Matthew Miller
Apr 18, 2018

New taxi screens make ad-watching all but mandatory

OPINION: Moove Media risks creating resentment by making it harder for "captive" Singapore taxi passengers to opt out of advertising.

New taxi screens make ad-watching all but mandatory

ComfortDelGro’s outdoor advertising arm, Moove Media, is installing a new generation of interactive screens in 3,000 Singapore taxis, so that passengers can “enjoy interactive ads during their taxi commute”, according to the company.

Perhaps “can” is not the right word, however. “Must” might be more appropriate, as the screens “will be activated once the meter starts running and will not be able to switch off until the journey ends”.

The company will permit passengers to silence the system’s volume, although why anyone would want to reduce their ability to absorb valuable advertising messages is quite beyond me. And if there are any deviants out there who for some reason feel determined to entirely forego the complimentary enjoyment of interactive advertising, they can also press pause.

However, the screen will resume playback after 30 seconds. Take that, you anti-consumerist, economically unpatriotic oddballs. You should appreciate that you are very lucky to live in a society where benevolent companies are looking out for your best interests and protecting you from the tragedy of insufficient consumption of interactive advertising.

To be fair (and less facetious), the screens, provided by a company called IDOOH, will also offer users a selection of content in eight categories including beauty, fashion, travel, food, entertainment and health. CNBC, SPH Magazines, Mediacorp, movie distributors and social-media influencers are providing content, Moove Media says. Whether or not that content itself is serving a commercial purpose, one expects it will be surrounded by ads.

Admittedly, the system is inherently attractive from an advertiser point of view. It’s a bigger, more difficult to ignore screen than previous generations. And of course the interactivity provides mechanisms for clients to not only track clicks but also harvest personal data in exchange for rewards like coupons.

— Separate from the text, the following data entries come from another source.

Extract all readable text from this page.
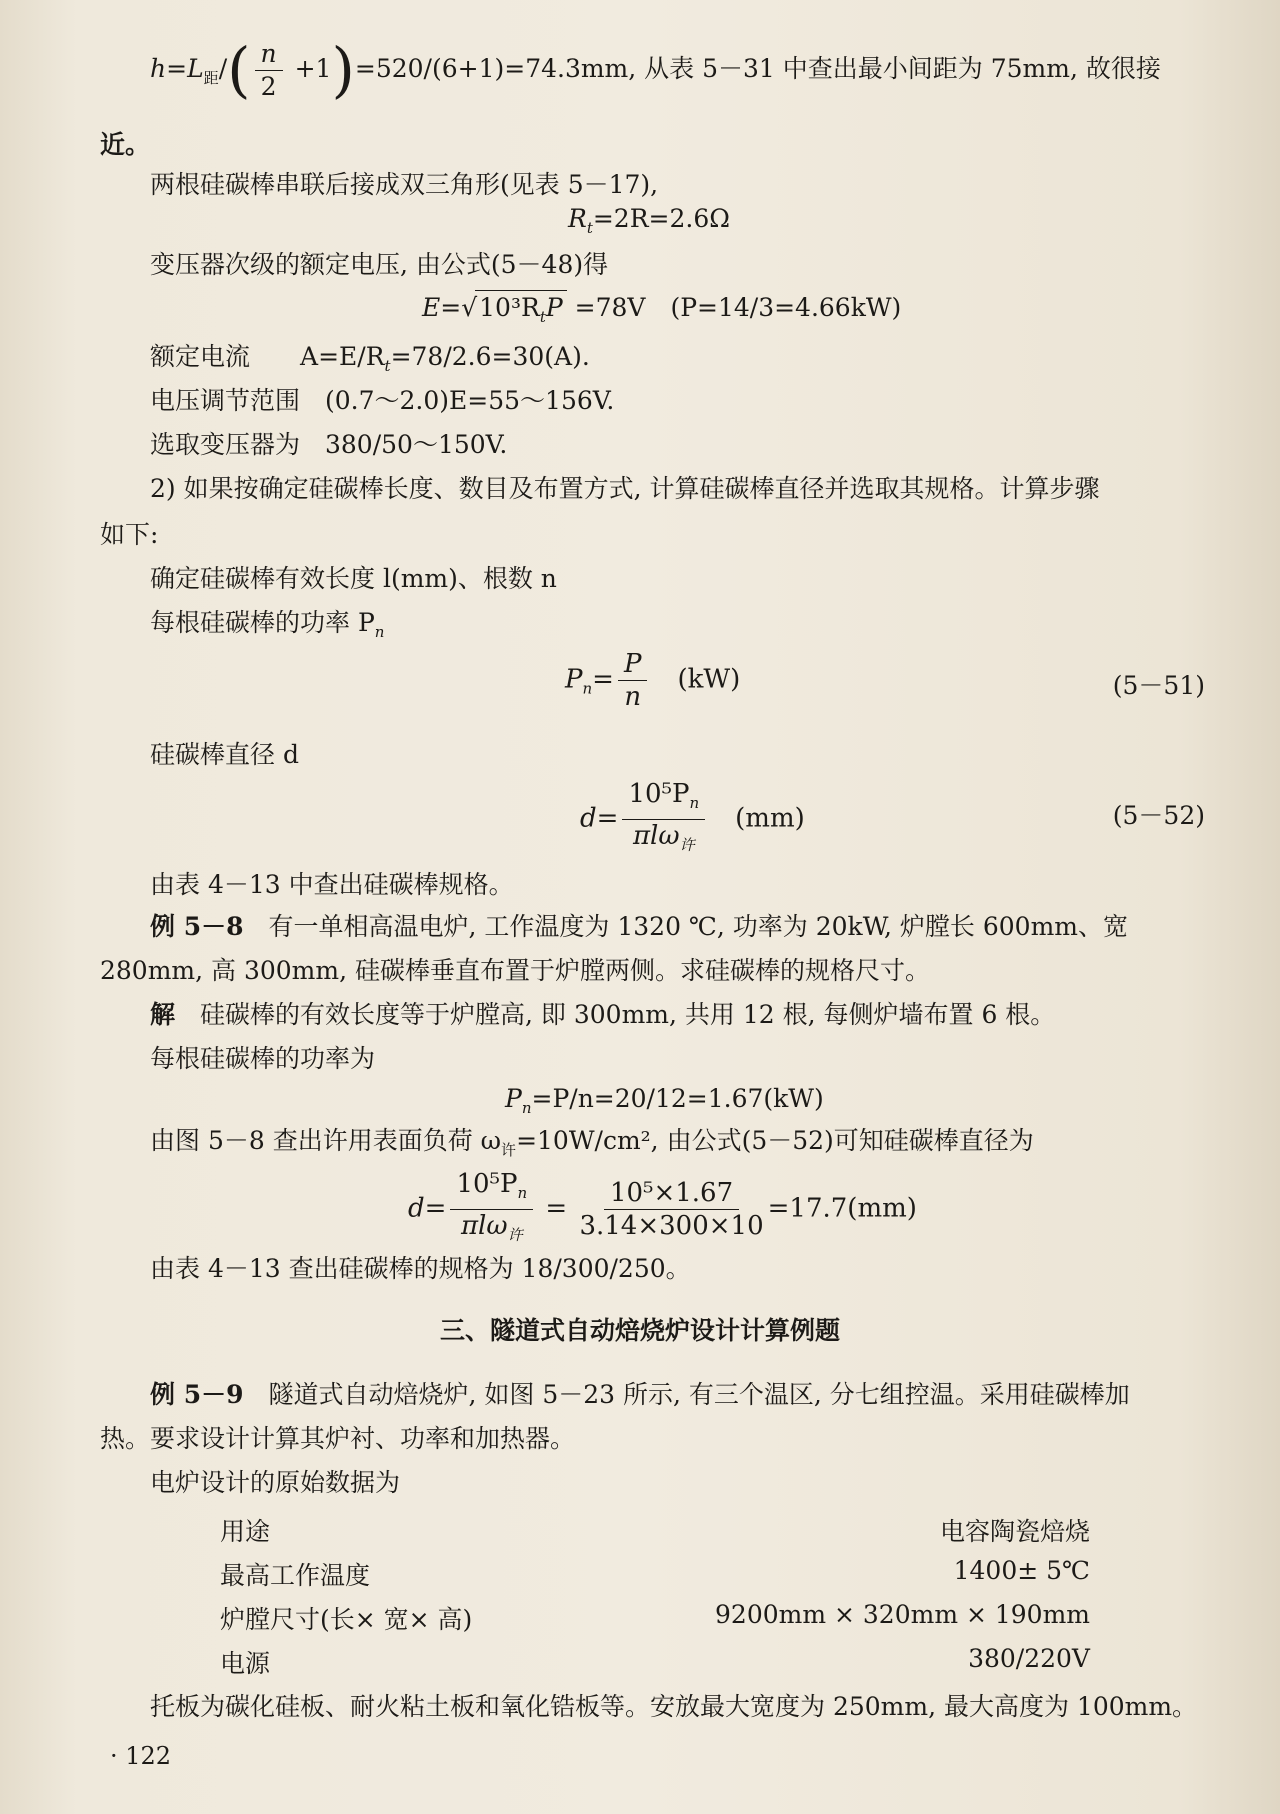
$h=L_距/( \frac{n}{2} +1)=520/(6+1)=74.3mm$, 从表 5－31 中查出最小间距为 75mm, 故很接
近。
两根硅碳棒串联后接成双三角形(见表 5－17),
$R_t=2R=2.6\Omega$
变压器次级的额定电压, 由公式(5－48)得
$E=√10^3R_tP =78V$　(P=14/3=4.66kW)
额定电流　　 $A=E/R_t=78/2.6=30(A)$.
电压调节范围　(0.7～2.0)E=55～156V.
选取变压器为　380/50～150V.
2) 如果按确定硅碳棒长度、数目及布置方式, 计算硅碳棒直径并选取其规格。计算步骤
如下:
确定硅碳棒有效长度 l(mm)、根数 n
每根硅碳棒的功率 $P_n$
$P_n= \frac{P}{n}$
　 (kW)	(5－51)
硅碳棒直径 d
$d= \frac{10^5P_n}{\pi l\omega_许}$
　 (mm)	(5－52)
由表 4－13 中查出硅碳棒规格。
例 5－8　 有一单相高温电炉, 工作温度为 1320 ℃, 功率为 20kW, 炉膛长 600mm、宽
280mm, 高 300mm, 硅碳棒垂直布置于炉膛两侧。求硅碳棒的规格尺寸。
解　 硅碳棒的有效长度等于炉膛高, 即 300mm, 共用 12 根, 每侧炉墙布置 6 根。
每根硅碳棒的功率为
$P_n=P/n=20/12=1.67(kW)$
由图 5－8 查出许用表面负荷 $\omega_许=10W$/cm², 由公式(5－52)可知硅碳棒直径为
$d= \frac{10^5P_n}{\pi l\omega_许} = \frac{\text{10⁵×1.67}}{3.14\times 300\times 10} =17.7(mm)$
由表 4－13 查出硅碳棒的规格为 18/300/250。
三、隧道式自动焙烧炉设计计算例题
例 5－9　 隧道式自动焙烧炉, 如图 5－23 所示, 有三个温区, 分七组控温。采用硅碳棒加
热。要求设计计算其炉衬、功率和加热器。
电炉设计的原始数据为
用途	电容陶瓷焙烧
最高工作温度	1400± 5℃
炉膛尺寸(长× 宽× 高)	9200mm × 320mm × 190mm
电源	380/220V
托板为碳化硅板、耐火粘土板和氧化锆板等。安放最大宽度为 250mm, 最大高度为 100mm。
· 122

The first advertiser using the system, Burger King, served up a game that provided an electronic voucher for players who were able to collect five of the chain’s menu items by dragging a virtual box around the screen. The devices can also serve up geo-fenced ads.

Perhaps most enticing of all, the audience is a captive one. Which brings me back to the fact that people can’t turn the thing off. There are times that I might want to, you know, think about something. Or relax in silence. Or chat with friends who are along for the ride. Or simply not have a screen trying to seduce my eyeballs. I'm paying for the car, and it’s going to annoy me that I first have to interact with a machine to do any of those things. If I press pause and it pipes up again after 30 seconds, my irritation will only increase.

I will also recognise, as many people would, that someone is monetising my attention. And I will ask what I’m getting out of it. A small discount on a cup of coffee if I also provide my phone number? Some content that probably doesn’t compare to the self-curated universe of information, games and entertainment that I am literally holding in my hand? Not even a discount on the taxi ride itself?

Perhaps you can write off me off as as an old weirdo who enjoys a quiet moment or two now and then. But as someone whose paychecks are underwritten by the advertising industry, I assure you I’m by no means against companies trying whatever they can to wrest attention and eke out effectiveness. It’s just that those companies also have to recognize that they can push consumers too far. When the so-called “value exchange” is not fair, people will end up resenting it. Just ask Mark Zuckerberg.

It’s fine line between offering me access to something and being rudely intrusive. In-cab advertising schemes have failed before. And I can always use a ride-sharing service.

Matthew Miller is Campaign Asia-Pacific's online editor.